DocArray also supports type coercion between different tensor types. This mean that if you pass a different tensor type to a tensor field, it will be converted to the correct tensor type.

For instance, if you define a field of type [TorchTensor][docarray.typing.tensor.TorchTensor] and you pass a NumPy array to it, it will be converted to a [TorchTensor][docarray.typing.tensor.TorchTensor].
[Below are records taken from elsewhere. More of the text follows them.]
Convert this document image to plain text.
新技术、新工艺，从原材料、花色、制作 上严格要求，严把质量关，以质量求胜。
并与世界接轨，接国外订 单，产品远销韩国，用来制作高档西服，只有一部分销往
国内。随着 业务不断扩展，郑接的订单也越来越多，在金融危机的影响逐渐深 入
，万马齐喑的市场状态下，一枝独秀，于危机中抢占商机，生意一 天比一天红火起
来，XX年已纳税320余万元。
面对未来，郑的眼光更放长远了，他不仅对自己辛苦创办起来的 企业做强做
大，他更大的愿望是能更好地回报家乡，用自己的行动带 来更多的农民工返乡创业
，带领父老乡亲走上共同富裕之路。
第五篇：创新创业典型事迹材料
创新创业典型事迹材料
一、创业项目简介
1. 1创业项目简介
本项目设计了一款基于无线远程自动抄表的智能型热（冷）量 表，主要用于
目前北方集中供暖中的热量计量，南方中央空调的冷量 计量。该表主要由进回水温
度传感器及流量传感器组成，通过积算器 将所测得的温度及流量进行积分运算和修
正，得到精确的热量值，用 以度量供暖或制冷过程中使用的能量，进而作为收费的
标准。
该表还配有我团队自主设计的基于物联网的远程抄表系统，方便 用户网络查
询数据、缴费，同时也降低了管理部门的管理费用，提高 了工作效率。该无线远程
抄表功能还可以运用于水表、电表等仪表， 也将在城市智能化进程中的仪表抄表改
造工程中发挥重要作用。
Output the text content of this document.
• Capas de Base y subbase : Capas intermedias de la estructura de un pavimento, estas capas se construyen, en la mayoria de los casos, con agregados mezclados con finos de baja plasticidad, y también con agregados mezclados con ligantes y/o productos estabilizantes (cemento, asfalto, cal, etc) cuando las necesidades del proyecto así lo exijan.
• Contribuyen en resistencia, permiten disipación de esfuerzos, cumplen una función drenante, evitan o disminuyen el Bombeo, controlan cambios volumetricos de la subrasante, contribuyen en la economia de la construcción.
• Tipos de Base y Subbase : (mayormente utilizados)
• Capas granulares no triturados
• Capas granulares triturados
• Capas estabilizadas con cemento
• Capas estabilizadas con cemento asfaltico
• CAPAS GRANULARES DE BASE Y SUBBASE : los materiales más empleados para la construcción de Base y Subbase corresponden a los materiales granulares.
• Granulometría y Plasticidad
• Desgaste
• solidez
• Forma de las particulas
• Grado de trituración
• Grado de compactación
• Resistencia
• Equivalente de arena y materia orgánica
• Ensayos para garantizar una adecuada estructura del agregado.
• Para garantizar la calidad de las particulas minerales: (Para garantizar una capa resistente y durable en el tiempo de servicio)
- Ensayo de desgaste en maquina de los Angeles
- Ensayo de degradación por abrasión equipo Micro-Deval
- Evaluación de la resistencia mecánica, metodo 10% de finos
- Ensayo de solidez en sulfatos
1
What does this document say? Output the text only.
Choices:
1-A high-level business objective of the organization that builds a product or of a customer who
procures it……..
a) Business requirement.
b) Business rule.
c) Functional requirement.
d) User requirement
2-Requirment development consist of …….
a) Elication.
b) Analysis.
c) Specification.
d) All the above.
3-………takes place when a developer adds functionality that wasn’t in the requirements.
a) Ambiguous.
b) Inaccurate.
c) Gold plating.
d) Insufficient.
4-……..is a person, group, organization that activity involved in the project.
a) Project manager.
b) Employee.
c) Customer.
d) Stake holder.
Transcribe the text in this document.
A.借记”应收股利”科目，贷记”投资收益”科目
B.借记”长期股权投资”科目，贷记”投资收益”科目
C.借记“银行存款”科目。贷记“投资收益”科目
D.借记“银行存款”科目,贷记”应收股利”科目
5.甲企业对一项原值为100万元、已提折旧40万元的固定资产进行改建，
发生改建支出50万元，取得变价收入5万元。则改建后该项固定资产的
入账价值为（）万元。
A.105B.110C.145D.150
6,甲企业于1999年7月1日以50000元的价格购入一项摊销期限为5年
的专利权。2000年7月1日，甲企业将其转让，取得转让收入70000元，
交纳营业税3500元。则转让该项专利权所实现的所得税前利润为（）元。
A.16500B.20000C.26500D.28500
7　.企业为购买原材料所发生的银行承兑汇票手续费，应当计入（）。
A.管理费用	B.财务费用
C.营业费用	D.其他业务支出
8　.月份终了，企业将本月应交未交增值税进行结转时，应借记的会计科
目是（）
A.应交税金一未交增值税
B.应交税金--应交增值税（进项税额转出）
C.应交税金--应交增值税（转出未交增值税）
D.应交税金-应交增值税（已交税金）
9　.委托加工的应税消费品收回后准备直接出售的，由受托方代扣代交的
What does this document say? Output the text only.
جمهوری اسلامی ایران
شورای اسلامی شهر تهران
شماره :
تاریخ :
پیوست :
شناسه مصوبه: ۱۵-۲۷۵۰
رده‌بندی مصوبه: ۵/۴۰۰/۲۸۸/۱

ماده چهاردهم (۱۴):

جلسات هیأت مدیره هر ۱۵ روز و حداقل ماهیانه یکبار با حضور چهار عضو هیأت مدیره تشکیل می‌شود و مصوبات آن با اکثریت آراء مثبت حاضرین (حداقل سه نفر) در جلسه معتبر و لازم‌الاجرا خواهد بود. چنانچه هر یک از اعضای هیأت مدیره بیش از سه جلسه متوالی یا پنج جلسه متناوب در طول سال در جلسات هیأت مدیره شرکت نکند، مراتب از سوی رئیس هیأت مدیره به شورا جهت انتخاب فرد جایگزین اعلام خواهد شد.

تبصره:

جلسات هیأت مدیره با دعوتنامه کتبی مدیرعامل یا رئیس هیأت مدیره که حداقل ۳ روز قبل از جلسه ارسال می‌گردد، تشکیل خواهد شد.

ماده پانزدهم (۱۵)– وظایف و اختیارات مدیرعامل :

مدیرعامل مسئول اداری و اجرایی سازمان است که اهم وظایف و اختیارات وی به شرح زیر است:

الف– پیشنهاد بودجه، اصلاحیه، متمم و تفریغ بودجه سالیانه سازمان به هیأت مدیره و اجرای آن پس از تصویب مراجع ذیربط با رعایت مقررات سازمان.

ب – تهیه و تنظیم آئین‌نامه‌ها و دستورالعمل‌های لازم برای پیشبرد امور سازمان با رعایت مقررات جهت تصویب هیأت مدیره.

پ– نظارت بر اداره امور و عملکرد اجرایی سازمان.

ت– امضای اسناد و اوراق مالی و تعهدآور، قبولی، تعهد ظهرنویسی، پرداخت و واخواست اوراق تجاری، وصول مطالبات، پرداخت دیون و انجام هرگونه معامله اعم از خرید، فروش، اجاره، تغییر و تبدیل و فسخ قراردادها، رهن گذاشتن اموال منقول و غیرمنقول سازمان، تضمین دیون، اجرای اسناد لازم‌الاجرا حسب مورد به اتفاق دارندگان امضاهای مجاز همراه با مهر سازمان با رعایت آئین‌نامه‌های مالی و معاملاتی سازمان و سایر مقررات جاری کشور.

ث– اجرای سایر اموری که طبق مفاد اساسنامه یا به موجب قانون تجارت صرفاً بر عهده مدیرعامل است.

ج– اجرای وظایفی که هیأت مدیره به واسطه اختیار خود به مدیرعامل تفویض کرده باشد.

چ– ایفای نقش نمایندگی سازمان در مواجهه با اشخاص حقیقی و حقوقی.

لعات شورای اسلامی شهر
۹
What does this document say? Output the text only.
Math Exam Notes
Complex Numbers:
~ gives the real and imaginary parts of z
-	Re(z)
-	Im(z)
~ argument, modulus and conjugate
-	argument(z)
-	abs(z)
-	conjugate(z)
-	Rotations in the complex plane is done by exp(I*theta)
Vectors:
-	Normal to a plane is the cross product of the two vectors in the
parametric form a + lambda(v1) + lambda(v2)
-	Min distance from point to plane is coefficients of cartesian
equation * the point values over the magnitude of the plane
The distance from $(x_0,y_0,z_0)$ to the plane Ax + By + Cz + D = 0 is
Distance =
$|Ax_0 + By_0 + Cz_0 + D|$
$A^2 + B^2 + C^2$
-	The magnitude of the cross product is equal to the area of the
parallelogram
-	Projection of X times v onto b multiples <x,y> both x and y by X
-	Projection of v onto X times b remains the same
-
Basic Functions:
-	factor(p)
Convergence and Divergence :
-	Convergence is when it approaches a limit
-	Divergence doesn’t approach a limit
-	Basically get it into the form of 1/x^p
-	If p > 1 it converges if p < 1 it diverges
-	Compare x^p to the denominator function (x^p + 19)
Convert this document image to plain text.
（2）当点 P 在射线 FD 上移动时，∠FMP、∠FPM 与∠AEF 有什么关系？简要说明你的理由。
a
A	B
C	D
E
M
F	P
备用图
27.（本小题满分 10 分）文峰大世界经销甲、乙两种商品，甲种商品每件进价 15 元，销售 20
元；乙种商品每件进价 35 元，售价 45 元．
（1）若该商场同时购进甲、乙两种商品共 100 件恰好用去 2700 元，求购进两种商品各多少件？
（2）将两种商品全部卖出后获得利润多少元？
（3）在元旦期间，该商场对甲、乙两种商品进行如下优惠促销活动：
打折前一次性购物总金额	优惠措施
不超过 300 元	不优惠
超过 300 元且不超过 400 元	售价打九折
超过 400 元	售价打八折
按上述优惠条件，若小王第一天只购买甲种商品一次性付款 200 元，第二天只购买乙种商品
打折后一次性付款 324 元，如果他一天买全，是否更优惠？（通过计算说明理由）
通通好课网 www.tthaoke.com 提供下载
from docarray import BaseDoc
from docarray.typing import TorchTensor
import numpy as np


class MyTensorsDoc(BaseDoc):
    tensor: TorchTensor


doc = MyTensorsDoc(tensor=np.zeros(512))
doc.summary()
📄 MyTensorsDoc : 0a10f88 ...
╭─────────────────────┬────────────────────────────────────────────────────────╮
│ Attribute           │ Value                                                  │
├─────────────────────┼────────────────────────────────────────────────────────┤
│ tensor: TorchTensor │ TorchTensor of shape (512,), dtype: torch.float64      │
╰─────────────────────┴────────────────────────────────────────────────────────╯

It also works in the other direction:

from docarray import BaseDoc
from docarray.typing import NdArray
import torch


class MyTensorsDoc(BaseDoc):
    tensor: NdArray


doc = MyTensorsDoc(tensor=torch.zeros(512))
doc.summary()
📄 MyTensorsDoc : 157e6f5 ...
╭─────────────────┬────────────────────────────────────────────────────────────╮
│ Attribute       │ Value                                                      │
├─────────────────┼────────────────────────────────────────────────────────────┤
│ tensor: NdArray │ NdArray of shape (512,), dtype: float32                    │
╰─────────────────┴────────────────────────────────────────────────────────────╯

DocVec with AnyTensor

[DocVec][docarray.array.doc_vec.doc_vec.DocVec] can be used with a BaseDoc which has a field of [AnyTensor][docarray.typing.tensor.AnyTensor] or any other Union of tensor types.

However, the DocVec needs to know the tensor type of the tensor field beforehand to create the correct column.

You can specify these parameters with the tensor_type parameter of the [DocVec][docarray.vectorizer.doc_vec.DocVec] constructor:

from docarray import BaseDoc, DocVec
from docarray.typing import AnyTensor, NdArray

import numpy as np


class MyDoc(BaseDoc):
    tensor: AnyTensor


docs = DocVec[MyDoc](
    [MyDoc(tensor=np.zeros(100)) for _ in range(10)], tensor_type=NdArray
)

assert isinstance(docs.tensor, NdArray)

!!! note NdArray will be used by default if:

- you don't specify the `tensor_type` parameter
- your tensor field is a Union of tensor or [`AnyTensor`][docarray.typing.tensor.AnyTensor]

Compatibility of TorchTensor and torch.compile()

PyTorch 2 introduced compilation support in the form of torch.compile().

Currently, torch.compile() does not properly support subclasses of torch.Tensor such as [TorchTensor][docarray.typing.tensor.TorchTensor]. The PyTorch team is currently working on a fix for this issue.

For a workaround to this issue, see the [TorchTensor API reference][docarray.typing.tensor.TorchTensor].